Court Upholds Power of Arbitrator to Determine Location of Arbitration Proceeding
Alliance Investment Company, LLC v. Omni Construction Company, Inc., a/k/a OCC, Inc; and KPS, LLC, a/k/a KP Sourcing, LLC
Alliance Investment Company, LLC v. Omni Construction Company, Inc., a/k/a OCC, Inc; and KPS, LLC, a/k/a KP Sourcing, LLC,
KPS, LLC ("Kroger") entered into a contract ("the prime contract") with Omni Construction Company, Inc. ("Omni") in which Omni would build a grocery store for Kroger in Madison, Alabama. Omni subcontracted ("the subcontract") with Alliance Investment Company, LLC ("Alliance"), for concrete services to be performed on the construction project. After a dispute arose, Alliance filed suit in the circuit court and brought several claims against both Kroger and Omni. Kroger and Omni jointly filed a motion to stay the circuit court proceedings and to compel arbitration of Alliance’s claims, citing the arbitration provisions contained in both the prime contract and the subcontract. On August 28, 2017, the circuit court granted the motion and ordered the parties to arbitrate the case pursuant to the terms of the contracts.

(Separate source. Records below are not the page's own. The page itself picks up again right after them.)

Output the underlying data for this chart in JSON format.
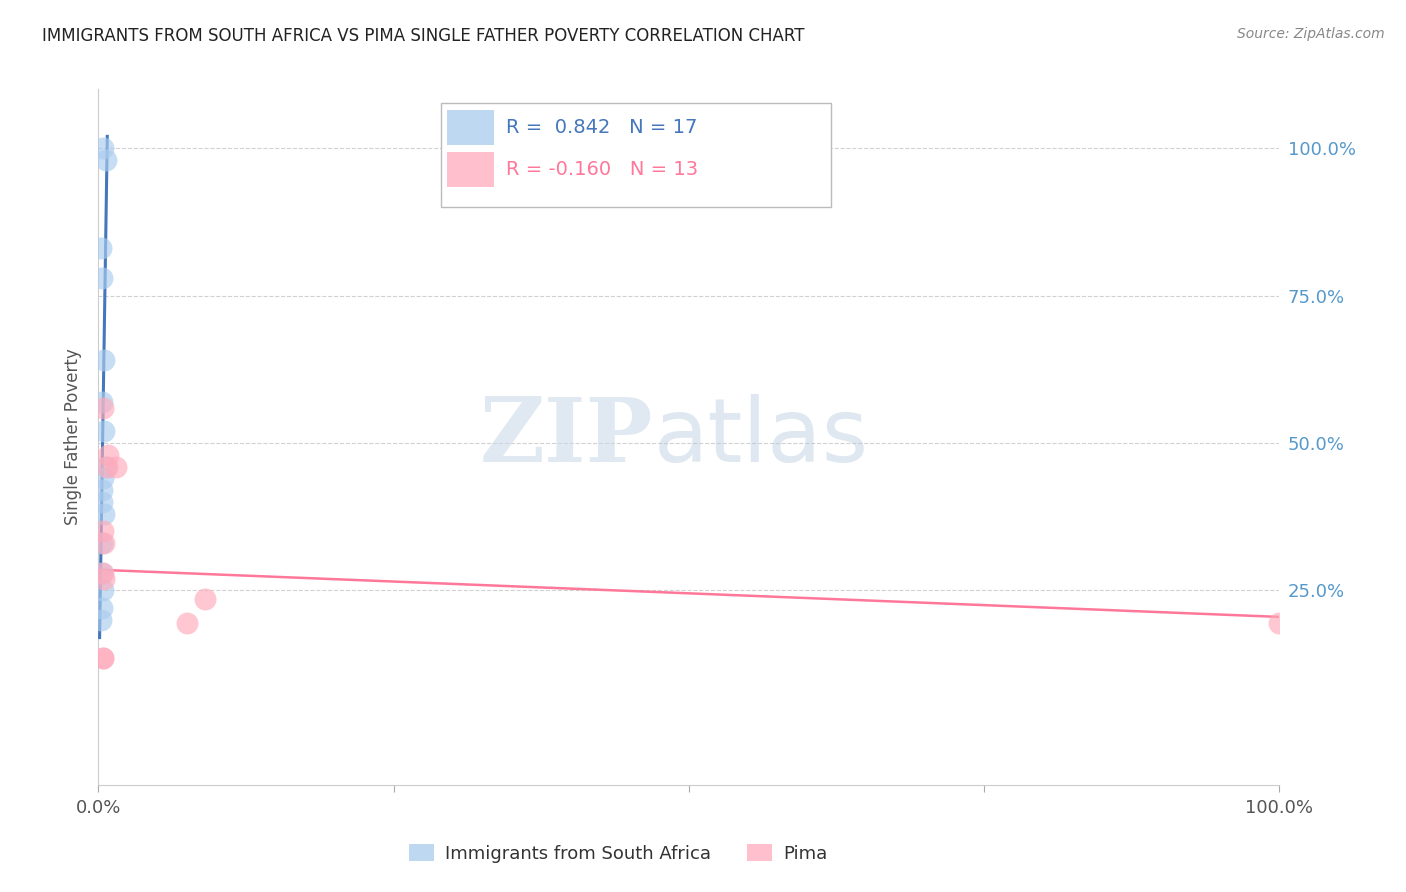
{
  "title": "IMMIGRANTS FROM SOUTH AFRICA VS PIMA SINGLE FATHER POVERTY CORRELATION CHART",
  "source": "Source: ZipAtlas.com",
  "ylabel": "Single Father Poverty",
  "legend_blue_r": "R =  0.842",
  "legend_blue_n": "N = 17",
  "legend_pink_r": "R = -0.160",
  "legend_pink_n": "N = 13",
  "legend_series_blue": "Immigrants from South Africa",
  "legend_series_pink": "Pima",
  "blue_marker_color": "#AACCEE",
  "pink_marker_color": "#FFAABB",
  "blue_line_color": "#4477BB",
  "pink_line_color": "#FF7799",
  "blue_r_color": "#4477BB",
  "pink_r_color": "#FF7799",
  "right_tick_color": "#5599CC",
  "blue_scatter_x": [
    0.004,
    0.006,
    0.002,
    0.003,
    0.005,
    0.003,
    0.005,
    0.006,
    0.004,
    0.003,
    0.003,
    0.005,
    0.003,
    0.003,
    0.004,
    0.003,
    0.002
  ],
  "blue_scatter_y": [
    1.0,
    0.98,
    0.83,
    0.78,
    0.64,
    0.57,
    0.52,
    0.46,
    0.44,
    0.42,
    0.4,
    0.38,
    0.33,
    0.28,
    0.25,
    0.22,
    0.2
  ],
  "pink_scatter_x": [
    0.004,
    0.008,
    0.007,
    0.004,
    0.005,
    0.015,
    0.004,
    0.005,
    0.09,
    0.075,
    0.004,
    0.004,
    1.0
  ],
  "pink_scatter_y": [
    0.56,
    0.48,
    0.46,
    0.35,
    0.33,
    0.46,
    0.28,
    0.27,
    0.235,
    0.195,
    0.135,
    0.135,
    0.195
  ],
  "blue_line_x": [
    0.001,
    0.0075
  ],
  "blue_line_y": [
    0.17,
    1.02
  ],
  "pink_line_x": [
    0.0,
    1.0
  ],
  "pink_line_y": [
    0.285,
    0.205
  ],
  "xlim": [
    0.0,
    1.0
  ],
  "ylim": [
    -0.08,
    1.1
  ],
  "y_ticks": [
    0.25,
    0.5,
    0.75,
    1.0
  ],
  "y_tick_labels": [
    "25.0%",
    "50.0%",
    "75.0%",
    "100.0%"
  ],
  "x_ticks": [
    0.0,
    0.25,
    0.5,
    0.75,
    1.0
  ],
  "x_tick_labels_show": [
    "0.0%",
    "",
    "",
    "",
    "100.0%"
  ]
}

Alliance filed a demand for arbitration with the American Arbitration Association ("the AAA") and argued that, pursuant to the contracts, the disputes were to be arbitrated in Alabama. Kroger and Omni argued that the claims were governed by a separate section of the arbitration provision in the subcontract which required disputes to be arbitrated in Cuyahoga County, Ohio. On January 22, 2018, the circuit court amended its order compelling arbitration and ordered the arbitration to be held in Ohio.
Alliance appealed the circuit court's order and argued that the circuit court lacked authority to order the parties to arbitrate in Ohio pursuant to the AAA’s Construction Industry Arbitration Rules. The Alabama Supreme Court noted that the controlling rule broadly grants the arbitrator the power to decide which provision controlled Alliance's claims. Thus, the Supreme Court found that the arbitrator held the power to determine whether the arbitration would be held in Alabama or Ohio. Thus, the Alabama Supreme Court reversed and remanded the case.